中学校へ
「おー、結構人いるな」
「・・・・・・人混み、辛い・・・・・」
「・・・・・大丈夫?」
人混みに当てられてクラっと来たらしいアイラの肩を支える。
精霊六姉妹が我が家に移住してから数日たったある日、俺たちは俺の卒業校であり現在は朱華が通っている桜野中学校に訪れていた。
なぜかと言うと、今日はこの中学校の体育館で朱華の所属するバスケ部の試合があり、前日に本人に見に来てと頼まれていたからだ。
正直俺的には諸事情によりあまりここには来たくなかったのだけど、可愛い可愛い妹の頼みとなれば断る訳にも行かず・・・・・・・・・。
まぁ、あいつに会わなきゃ良いだけだし、さすがにピンポイントに今日に限って学校に居る訳ないよね!
今日会っちゃうと絶対に修羅場になる予感しかしないので、彼女には全力で夏休みを謳歌していて欲しい。
こらそこ、フラグが立ったとか言わないよーに!
「だから言ったじゃん、無理しないで家で待ってればって」
「やだ、さくにぃと一緒に居たいから・・・・・・我慢する」
「・・・・・・・・・・・だとしても無理はしないでよ?」
「ん、分かってる」
むぅ、嬉しいこと言ってくれるじゃないっすか。
そんな事言ってるとお兄さんうっかり勘違いしちゃうぞ?
もしかしてアイラって俺のこと好きなの?って自意識過剰になっちゃうよ?
・・・・・・・・・・・うん、一旦茶番は置いておくとして、人混み(人混みと言う程じゃない)はともかくこの暑さが辛いのは激しく同意。
相変わらず今年の夏は容赦がない。
校門前で五分くらい立ってるだけなのにすでに汗だくだ。
アイラや一緒についてきたクロとスゥは日傘に入ってるものの、俺はモロに日差しを受けているので、それはもう暑いのなんのって・・・・・・・。
「そうよねぇ〜、ほんとこの世界の気温ってばどうなってるんだか」
「最近は地球温暖化がもっと進んでて、三十年後はクリスマスでも三十度越えの日が多発するらしいよ・・・・・・・・・って君どこから湧いてでた?」
「湧いてでたとはひどいなぁ。
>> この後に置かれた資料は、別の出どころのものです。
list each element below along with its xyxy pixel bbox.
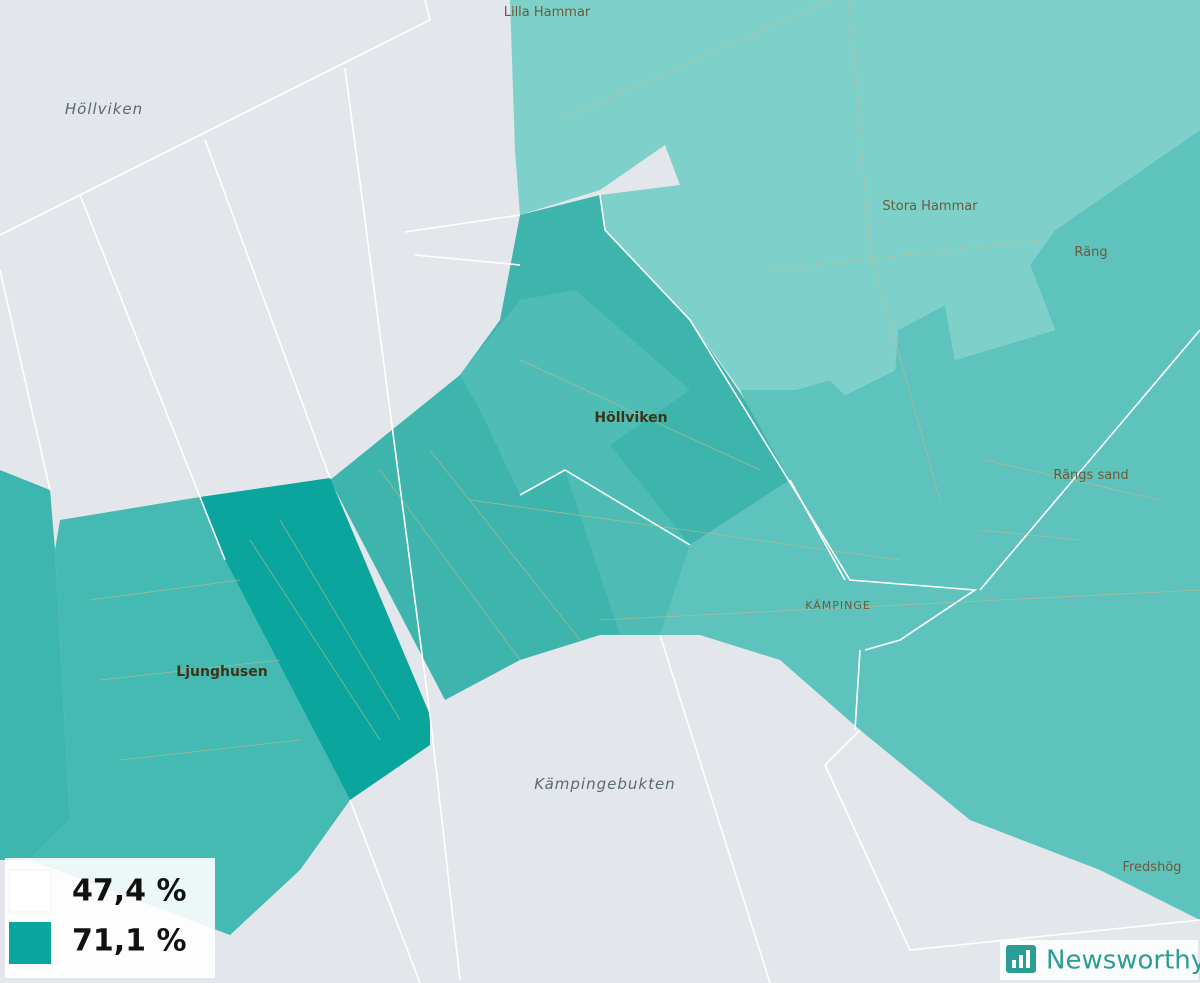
legend-label: 47,4 % [72, 874, 187, 909]
water-label: Höllviken [65, 100, 143, 118]
legend-swatch [9, 922, 51, 964]
place-label: Lilla Hammar [504, 5, 591, 20]
region [200, 478, 430, 800]
roads [89, 0, 1200, 761]
legend-label: 71,1 % [72, 924, 187, 959]
town-label: Ljunghusen [176, 664, 267, 680]
legend: 47,4 % 71,1 % [5, 858, 215, 978]
place-label: Rängs sand [1053, 468, 1128, 483]
brand-name: Newsworthy [1046, 946, 1200, 976]
place-label: KÄMPINGE [805, 599, 871, 612]
brand-icon-bar [1012, 960, 1016, 968]
brand-icon-bar [1019, 955, 1023, 968]
brand-icon-bar [1026, 950, 1030, 968]
place-label: Stora Hammar [882, 199, 978, 214]
legend-swatch [8, 869, 52, 913]
region [0, 470, 70, 860]
town-label: Höllviken [594, 410, 667, 426]
region [460, 290, 690, 495]
place-label: Fredshög [1122, 860, 1181, 875]
brand: Newsworthy [1000, 940, 1200, 980]
region [30, 497, 350, 935]
region [660, 130, 1200, 920]
water-label: Kämpingebukten [534, 775, 675, 793]
region [565, 445, 690, 635]
place-label: Räng [1074, 245, 1107, 260]
region [510, 0, 1200, 395]
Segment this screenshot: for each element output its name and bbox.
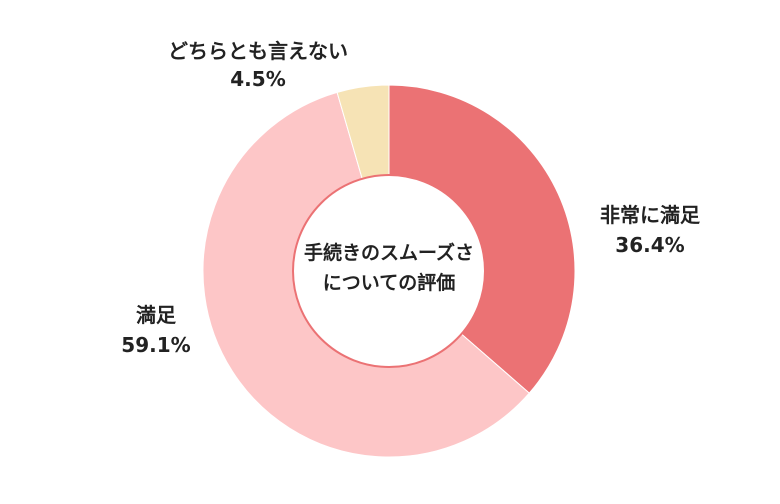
chart-title-line-1: 手続きのスムーズさ <box>303 242 475 264</box>
slice-label-3: どちらとも言えない <box>168 39 348 63</box>
slice-value-label-2: 59.1% <box>121 333 190 357</box>
chart-title: 手続きのスムーズさ についての評価 <box>300 238 478 298</box>
slice-value-label-3: 4.5% <box>230 67 285 91</box>
slice-label-2: 満足 <box>136 303 177 327</box>
donut-hole <box>302 184 476 358</box>
inner-ring <box>292 174 486 368</box>
slice-label-1: 非常に満足 <box>600 203 701 227</box>
slice-value-label-1: 36.4% <box>615 233 684 257</box>
labels-group: 非常に満足 36.4% 満足 59.1% どちらとも言えない 4.5% <box>121 39 701 357</box>
slices-group <box>202 84 576 458</box>
chart-title-line-2: についての評価 <box>322 272 456 294</box>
サクヤ君のために頑張って仕事を片付けて駆けつけたんじゃないか!」
「べつに早く来いとか言ってないんですけど」
いつの間にかさっきまで誰も居なかった俺の真横に涼しそうなワンピース姿のフィアが立っていた。
何でこの人こんなに麦わら帽子とワンピースが似合うんだろうか。
てかこの前皆が来た時に連絡したら、仕事が終わらないって嘆いてたはずなのに、もう全部終わらせたの?
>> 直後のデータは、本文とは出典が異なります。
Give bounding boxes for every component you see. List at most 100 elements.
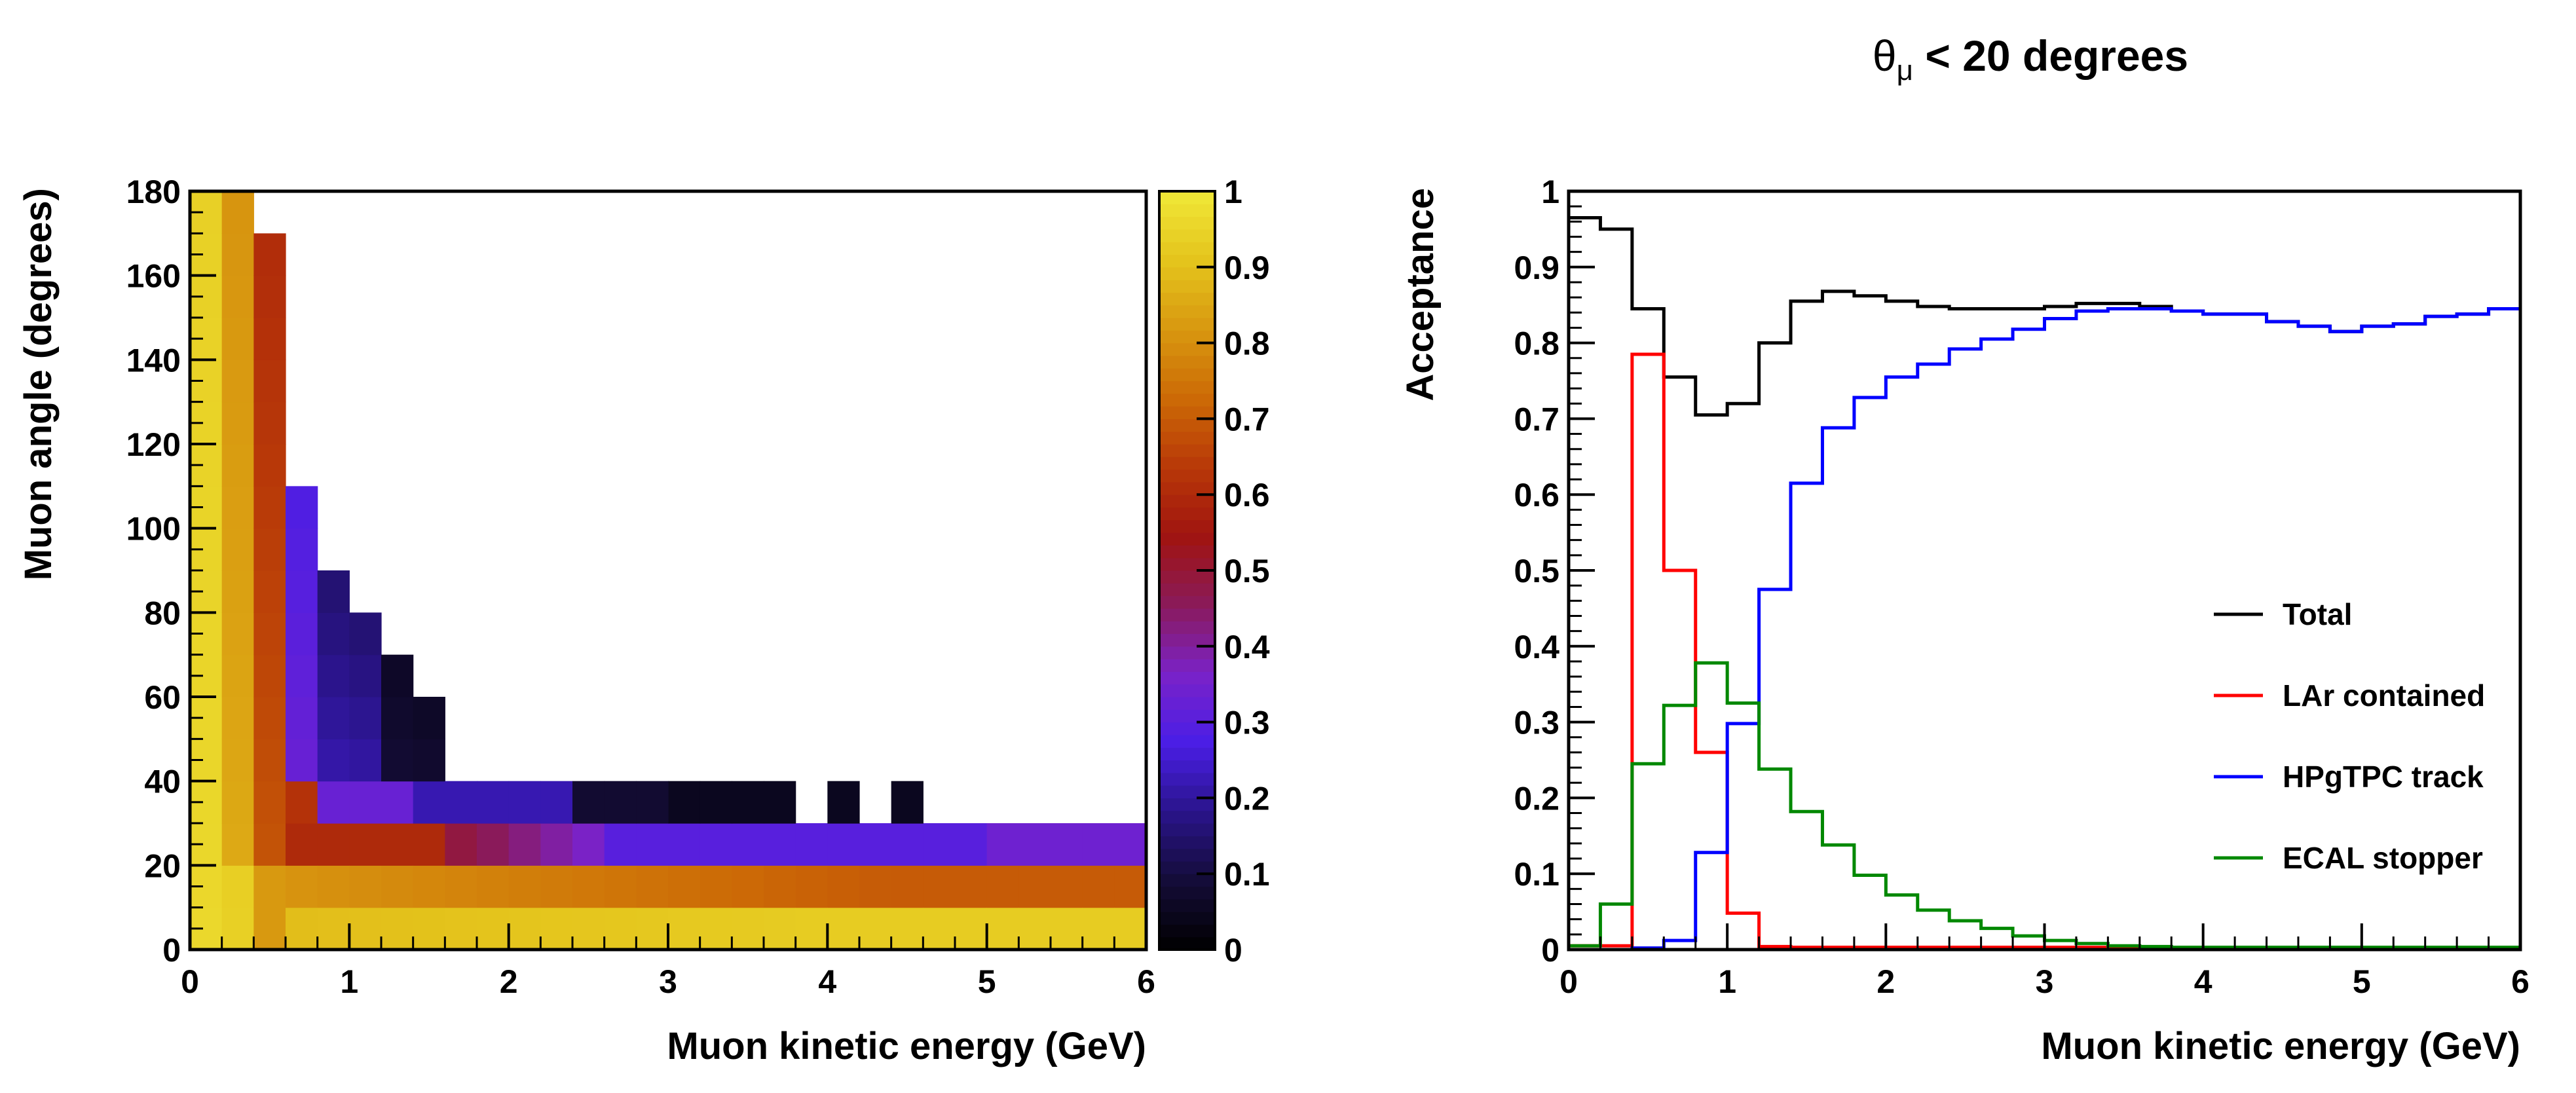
heatmap-cell (668, 781, 701, 824)
y-tick-label: 0 (162, 932, 181, 969)
heatmap-cell (286, 781, 318, 824)
heatmap-cell (253, 654, 286, 697)
heatmap-cell (253, 612, 286, 656)
heatmap-cell (253, 697, 286, 739)
heatmap-y-ticks: 0 20 40 60 80 100 120 140 160 180 (126, 174, 216, 969)
heatmap-cell (413, 907, 445, 950)
heatmap-cell (253, 570, 286, 613)
heatmap-cells (190, 191, 1147, 950)
y-tick-label: 0.6 (1514, 477, 1559, 513)
x-tick-label: 1 (1718, 963, 1736, 1000)
heatmap-cell (508, 865, 541, 908)
heatmap-cell (732, 865, 764, 908)
colorbar-step (1159, 393, 1215, 407)
heatmap-cell (540, 781, 573, 824)
acceptance-legend: Total LAr contained HPgTPC track ECAL stopp… (2214, 597, 2485, 875)
colorbar-step (1159, 431, 1215, 445)
heatmap-cell (253, 233, 286, 276)
y-tick-label: 0.1 (1514, 856, 1559, 893)
colorbar-tick-label: 0.6 (1224, 477, 1270, 513)
colorbar-step (1159, 242, 1215, 255)
colorbar-step (1159, 810, 1215, 824)
title-rest: < 20 degrees (1913, 31, 2188, 80)
heatmap-cell (764, 781, 796, 824)
heatmap-cell (668, 823, 701, 866)
colorbar-step (1159, 785, 1215, 798)
heatmap-cell (349, 739, 382, 782)
heatmap-cell (445, 823, 477, 866)
heatmap-cell (317, 781, 350, 824)
heatmap-cell (859, 907, 892, 950)
colorbar-step (1159, 267, 1215, 280)
heatmap-cell (508, 907, 541, 950)
heatmap-cell (317, 612, 350, 656)
heatmap-cell (636, 823, 669, 866)
x-tick-label: 6 (2511, 963, 2529, 1000)
colorbar-step (1159, 608, 1215, 621)
y-tick-label: 0.3 (1514, 705, 1559, 741)
colorbar-tick-label: 0.1 (1224, 856, 1270, 893)
x-tick-label: 2 (500, 963, 518, 1000)
colorbar-tick-label: 0.5 (1224, 553, 1270, 589)
heatmap-cell (221, 697, 254, 739)
heatmap-cell (891, 865, 924, 908)
y-tick-label: 0.5 (1514, 553, 1559, 589)
y-tick-label: 0.8 (1514, 325, 1559, 362)
colorbar-step (1159, 343, 1215, 356)
heatmap-cell (859, 823, 892, 866)
heatmap-cell (253, 486, 286, 529)
heatmap-cell (381, 865, 414, 908)
heatmap-cell (636, 907, 669, 950)
heatmap-cell (604, 781, 637, 824)
colorbar-step (1159, 924, 1215, 938)
heatmap-cell (413, 781, 445, 824)
legend-label: ECAL stopper (2283, 841, 2483, 875)
heatmap-cell (923, 907, 956, 950)
acceptance-y-ticks: 0 0.1 0.2 0.3 0.4 0.5 0.6 0.7 0.8 0.9 1 (1514, 174, 1595, 969)
y-tick-label: 180 (126, 174, 181, 210)
acceptance-panel: θμ < 20 degrees 0 1 2 3 4 5 6 0 0.1 0.2 0.3 0.4 0.5… (1399, 31, 2529, 1067)
colorbar-step (1159, 545, 1215, 559)
colorbar-step (1159, 886, 1215, 900)
heatmap-cell (221, 191, 254, 234)
heatmap-cell (636, 781, 669, 824)
heatmap-cell (827, 865, 860, 908)
heatmap-cell (1114, 907, 1147, 950)
legend-label: Total (2283, 597, 2352, 631)
heatmap-cell (221, 318, 254, 360)
heatmap-x-ticks: 0 1 2 3 4 5 6 (181, 923, 1155, 1000)
heatmap-cell (413, 823, 445, 866)
heatmap-cell (253, 739, 286, 782)
colorbar-step (1159, 936, 1215, 950)
y-tick-label: 0.7 (1514, 401, 1559, 437)
y-tick-label: 140 (126, 342, 181, 379)
heatmap-cell (221, 444, 254, 487)
heatmap-x-axis-label: Muon kinetic energy (GeV) (667, 1025, 1146, 1067)
heatmap-y-axis-label: Muon angle (degrees) (17, 188, 60, 580)
colorbar-step (1159, 216, 1215, 230)
heatmap-cell (477, 865, 510, 908)
colorbar-step (1159, 532, 1215, 546)
y-tick-label: 20 (144, 847, 181, 884)
heatmap-cell (604, 907, 637, 950)
heatmap-cell (986, 823, 1019, 866)
heatmap-cell (1018, 907, 1051, 950)
heatmap-cell (221, 570, 254, 613)
heatmap-cell (221, 823, 254, 866)
colorbar-step (1159, 898, 1215, 912)
colorbar-step (1159, 418, 1215, 432)
heatmap-cell (508, 823, 541, 866)
heatmap-cell (1114, 823, 1147, 866)
y-tick-label: 0.2 (1514, 780, 1559, 817)
colorbar-tick-label: 0.9 (1224, 250, 1270, 286)
colorbar-step (1159, 798, 1215, 811)
colorbar-step (1159, 456, 1215, 470)
heatmap-cell (286, 697, 318, 739)
heatmap-cell (445, 907, 477, 950)
x-tick-label: 3 (659, 963, 677, 1000)
colorbar-step (1159, 557, 1215, 571)
colorbar-step (1159, 507, 1215, 521)
colorbar-step (1159, 583, 1215, 597)
title-theta: θ (1873, 31, 1897, 80)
「だって、皆が羨ましかったんだもん!あんなにサクヤ君とイチャイチャしやがってぇ!」
「イチャイチャって・・・・・・・・」
普通に過ごしてただけなのにどこをどう見てそう感じたのやら・・・・・・。
「あ、ママ。久しぶりなの!」
「あらスゥ偉いわね、ちゃんと挨拶出来て。パパのところで元気にしてた?」
「うん!」
「ごめん、ものすごい勢いでざわめきが広がってるからその呼び方変えない?」
ただでさえ幼女をたくさん連れた若すぎるパパってことで視線を集めていたのに、まさかのママの出現によってさらに注目を集めてしまっている。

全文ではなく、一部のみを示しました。